23.6.09

Faz tempo...

Ando muito distante do meu blog. E não é de propósito.

 

As coisas andam muito corridas, até teria algumas novidades pra contar, mas não consigo escrever como gosto de escrever, sobre essas novidades. As coisas ainda ficam vagando na minha cabeça sem uma ordem lógica... pra não manchar o meu querido blog, eu esqueço dele um pouquinho. Sabe como é... a sabedoria também está em saber ficar quieto. E essa é minha hora de estar quieto. Pelo menos até a próxima quarta-feira, quando este que vos fala sai de férias rumo a primeira capital tupiniquim, sol, axé e muita coisa boa. De lá, juro que posto novidades com mais assiduidade. Enfim...

 

Só pra deixar registrada minha indignidade...

 

Esses dias o elevador do prédio em que estou trabalhando atualmente deu pau. No prédio são 4 andares da empresa em que eu trabalho e o resto é telemarketing. Imaginem vocês, queridos, a quantidade de gente estranha que eu vejo todos os dias... pois bem... O elevador parou no 12º andar, abriu a porta no meio dos andares e foi descendo, devagar, com a porta abrindo e fechando.
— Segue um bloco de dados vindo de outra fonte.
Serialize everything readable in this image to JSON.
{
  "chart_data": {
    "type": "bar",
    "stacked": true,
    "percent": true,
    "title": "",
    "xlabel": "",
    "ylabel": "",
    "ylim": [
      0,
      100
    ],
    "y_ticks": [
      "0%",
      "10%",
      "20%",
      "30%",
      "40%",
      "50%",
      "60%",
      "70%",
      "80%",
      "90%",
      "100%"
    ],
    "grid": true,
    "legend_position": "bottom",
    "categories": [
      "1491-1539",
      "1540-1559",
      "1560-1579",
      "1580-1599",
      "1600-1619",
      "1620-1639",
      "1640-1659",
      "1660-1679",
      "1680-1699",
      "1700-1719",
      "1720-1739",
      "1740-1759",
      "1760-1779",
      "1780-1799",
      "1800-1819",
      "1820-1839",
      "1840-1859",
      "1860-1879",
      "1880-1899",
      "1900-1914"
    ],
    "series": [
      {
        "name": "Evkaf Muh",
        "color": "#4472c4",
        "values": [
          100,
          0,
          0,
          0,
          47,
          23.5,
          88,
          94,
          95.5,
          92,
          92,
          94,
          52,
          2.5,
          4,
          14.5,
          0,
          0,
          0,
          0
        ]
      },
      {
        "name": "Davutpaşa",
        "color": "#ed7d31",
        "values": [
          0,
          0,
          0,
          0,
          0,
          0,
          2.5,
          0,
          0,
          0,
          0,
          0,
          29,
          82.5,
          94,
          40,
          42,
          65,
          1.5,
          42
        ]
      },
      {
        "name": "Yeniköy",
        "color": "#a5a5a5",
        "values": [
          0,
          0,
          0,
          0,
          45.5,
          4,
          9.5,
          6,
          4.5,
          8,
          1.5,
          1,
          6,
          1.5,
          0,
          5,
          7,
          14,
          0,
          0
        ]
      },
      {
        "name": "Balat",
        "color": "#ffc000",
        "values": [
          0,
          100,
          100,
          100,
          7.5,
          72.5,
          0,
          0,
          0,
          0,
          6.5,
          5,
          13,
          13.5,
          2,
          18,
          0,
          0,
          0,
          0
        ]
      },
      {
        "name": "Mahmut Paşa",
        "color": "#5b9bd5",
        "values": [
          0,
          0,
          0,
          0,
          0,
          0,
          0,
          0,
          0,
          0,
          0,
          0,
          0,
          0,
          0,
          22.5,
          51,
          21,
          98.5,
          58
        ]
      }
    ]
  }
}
Antes de todo mundo entrar em pânico, uma das meninas, inconformada com a situação, soltou um sonoro:

 

- Vai estourar minha pausa.

 

Nesse dia voltei pra casa repensando todos os valores da raça humana. Incrível.

7.6.09

VAZIO...

E eis que me deparo com João Cabral de Melo Neto. Perfeito...

O amor comeu meu nome, minha identidade, meu retrato. O amor comeu minha certidão de idade, minha genealogia, meu endereço. O amor comeu meus cartões de visita. O amor veio e comeu todos os papéis onde eu escrevera meu nome.
O amor comeu minhas roupas, meus lenços, minhas camisas. O amor comeu metros e metros de gravatas. O amor comeu a medida de meus ternos, o número de meus sapatos, o tamanho de meus chapéus. O amor comeu minha altura, meu peso, a cor de meus olhos e de meus cabelos.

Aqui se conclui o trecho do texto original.